Science is supposed to be all about nullius in verba — take nobody’s word for it. Everything, down to the tiniest detail, is supposed to be readily verifiable. Even if a scientist has done everything completely above board, they shouldn’t have to rely on “the dog ate my homework” or “I do have a girlfriend but she goes to a different school so you wouldn’t know her” excuses. The whole idea of having a scientific record is to, well, record things; a literature that’s full not just of fraud but also unverifiable claims is a strange contradiction in terms.

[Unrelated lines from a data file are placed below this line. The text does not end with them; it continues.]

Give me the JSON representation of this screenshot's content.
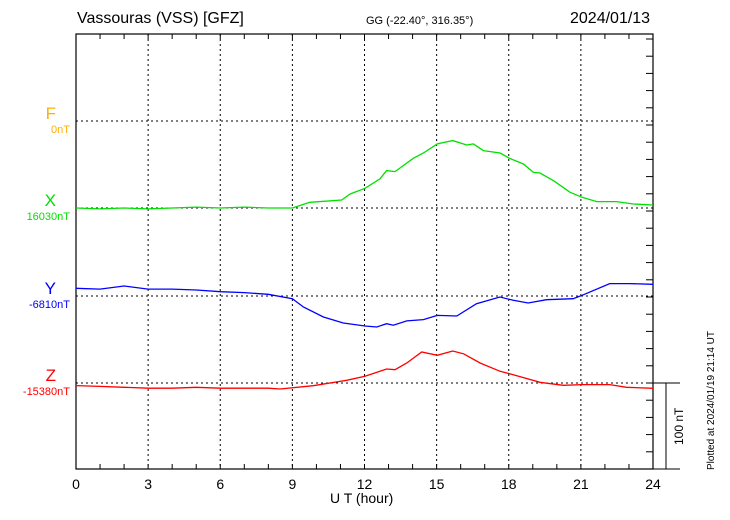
{
  "header": {
    "title": "Vassouras (VSS)  [GFZ]",
    "coords": "GG (-22.40°, 316.35°)",
    "date": "2024/01/13"
  },
  "footer_note": "Plotted at 2024/01/19 21:14 UT",
  "chart_data": {
    "type": "line",
    "title": "Vassouras (VSS)  [GFZ]",
    "xlabel": "U T (hour)",
    "xlim": [
      0,
      24
    ],
    "xticks": [
      "0",
      "3",
      "6",
      "9",
      "12",
      "15",
      "18",
      "21",
      "24"
    ],
    "scale_bar": "100 nT",
    "grid": true,
    "series": [
      {
        "name": "F",
        "baseline_label": "0nT",
        "color": "#ffb000",
        "x": [],
        "y": []
      },
      {
        "name": "X",
        "baseline_label": "16030nT",
        "color": "#00e000",
        "x": [
          0,
          1,
          2,
          3,
          4,
          5,
          6,
          7,
          8,
          9,
          9.73,
          11.05,
          11.4,
          12.02,
          12.64,
          12.92,
          13.27,
          14.03,
          14.45,
          15.03,
          15.67,
          16.25,
          16.53,
          16.94,
          17.64,
          18.03,
          18.61,
          19.02,
          19.3,
          19.86,
          20.55,
          21.05,
          21.66,
          22.49,
          23.18,
          24
        ],
        "y": [
          0,
          -1,
          0,
          -1,
          0,
          1,
          0,
          1,
          0,
          0,
          6.6,
          9.3,
          16.3,
          22.9,
          33.8,
          43.5,
          42.3,
          57.8,
          64,
          74.5,
          78.4,
          73.3,
          74.5,
          66.7,
          64,
          57.8,
          51.2,
          41.5,
          40.7,
          31.8,
          18.2,
          12.4,
          7.4,
          7.4,
          4.7,
          3.5
        ]
      },
      {
        "name": "Y",
        "baseline_label": "-6810nT",
        "color": "#0000ff",
        "x": [
          0,
          1,
          2,
          3,
          4,
          5,
          6,
          7,
          8,
          9,
          9.46,
          10.29,
          11.12,
          12.02,
          12.51,
          12.92,
          13.2,
          13.76,
          14.45,
          15.03,
          15.84,
          16.66,
          17.63,
          18.19,
          18.81,
          19.57,
          20.68,
          21.05,
          22.2,
          23.03,
          24
        ],
        "y": [
          9,
          8,
          11.6,
          8,
          8,
          7,
          5,
          4,
          2,
          -3.1,
          -12.8,
          -24.4,
          -31.4,
          -34.9,
          -36,
          -32.2,
          -34,
          -29,
          -27.5,
          -22.5,
          -23.3,
          -8.9,
          -1.2,
          -5,
          -8.1,
          -4.3,
          -3.1,
          0.8,
          14.4,
          14.4,
          13.6
        ]
      },
      {
        "name": "Z",
        "baseline_label": "-15380nT",
        "color": "#ff0000",
        "x": [
          0,
          1,
          2,
          3,
          4,
          5,
          6,
          7,
          8,
          8.49,
          9.87,
          11.26,
          12.02,
          12.92,
          13.27,
          13.76,
          14.38,
          15.03,
          15.67,
          16.12,
          16.81,
          17.64,
          18.19,
          19.3,
          20.27,
          21.05,
          22.2,
          22.9,
          24
        ],
        "y": [
          -3,
          -4,
          -5,
          -6,
          -6,
          -5,
          -6,
          -6,
          -6,
          -7,
          -3.1,
          3.1,
          7.8,
          16.3,
          15.5,
          23.3,
          36,
          32.2,
          37.2,
          34,
          23.3,
          13.6,
          9.7,
          0.8,
          -2.7,
          -1.9,
          -1.9,
          -5,
          -6.2
        ]
      }
    ]
  }
}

Even if this is the end of the Ariely affair and no other issues with his research are found, it’s still a perfect illustration of so many of the problems with our scientific system. A patchy literature of unclear veracity. Researchers losing track of their data, allowing error, and sometimes fraud, to slip in. Scientists building lucrative careers on a foundation of dodgy research, while the people that clean up their mess — the fraud-busters and data sleuths — go largely unsung. Bestselling popular books spreading untrue and unverifiable claims to thousands of readers.

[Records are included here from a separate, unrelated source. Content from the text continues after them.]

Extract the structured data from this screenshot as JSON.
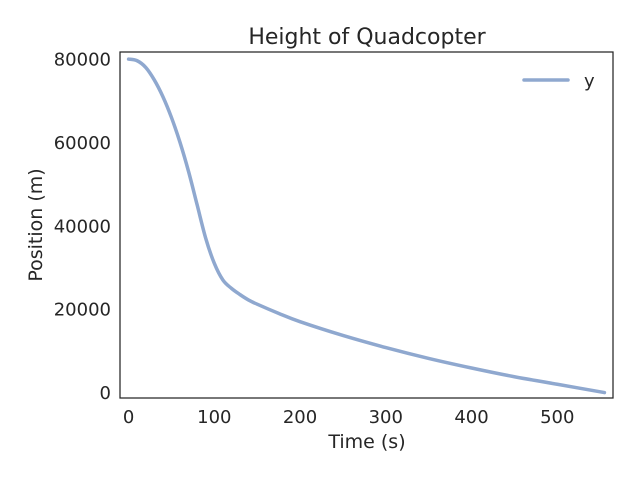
{
  "chart_data": {
    "type": "line",
    "title": "Height of Quadcopter",
    "xlabel": "Time (s)",
    "ylabel": "Position (m)",
    "xlim": [
      -10,
      565
    ],
    "ylim": [
      -1300,
      81700
    ],
    "xticks": [
      0,
      100,
      200,
      300,
      400,
      500
    ],
    "yticks": [
      0,
      20000,
      40000,
      60000,
      80000
    ],
    "xtick_labels": [
      "0",
      "100",
      "200",
      "300",
      "400",
      "500"
    ],
    "ytick_labels": [
      "0",
      "20000",
      "40000",
      "60000",
      "80000"
    ],
    "grid": false,
    "legend": {
      "position": "top-right",
      "entries": [
        "y"
      ]
    },
    "series": [
      {
        "name": "y",
        "color": "#8fa8cf",
        "x": [
          0,
          10,
          20,
          30,
          40,
          50,
          60,
          70,
          80,
          90,
          100,
          110,
          120,
          130,
          140,
          150,
          175,
          200,
          250,
          300,
          350,
          400,
          450,
          500,
          555
        ],
        "y": [
          80000,
          79600,
          78000,
          75000,
          71000,
          66000,
          60000,
          53000,
          45000,
          37000,
          31000,
          27000,
          25000,
          23500,
          22200,
          21200,
          19000,
          17000,
          13700,
          10800,
          8200,
          5900,
          3800,
          2000,
          0
        ]
      }
    ]
  }
}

You need only look at previous massively-successful books on the topics of human biases and the importance of sleep to see how low-quality research and sloppy scientific arguments can reach enormous audiences. At best, the implications of this are that dinner-party conversations will contain even fewer solid facts than usual. At worst, patients (or their doctors) will make decisions about their health on the basis of some unproven, vaguely-reported fact they read in some famous professor’s popular book.

It’s easy to get distracted by the tangles of irony of these cases: the immoral morality expert; the dishonesty expert who (at best) got duped by dishonesty. As amusing as the stories are, they also have rather grim consequences. No matter the subject area, and no matter how impressive the credentials, our trust in the experts keeps being betrayed.

And in some sense, this is a good thing. Scandals like this remind us to take nothing at face value. Nullius in verba, after all. In response to the new fraud revelations, Ariely wrote that he “did not test the data for irregularities, which after this painful lesson, I will start doing regularly”. Whether or not you trust Ariely’s research or his books any more, it’s good advice.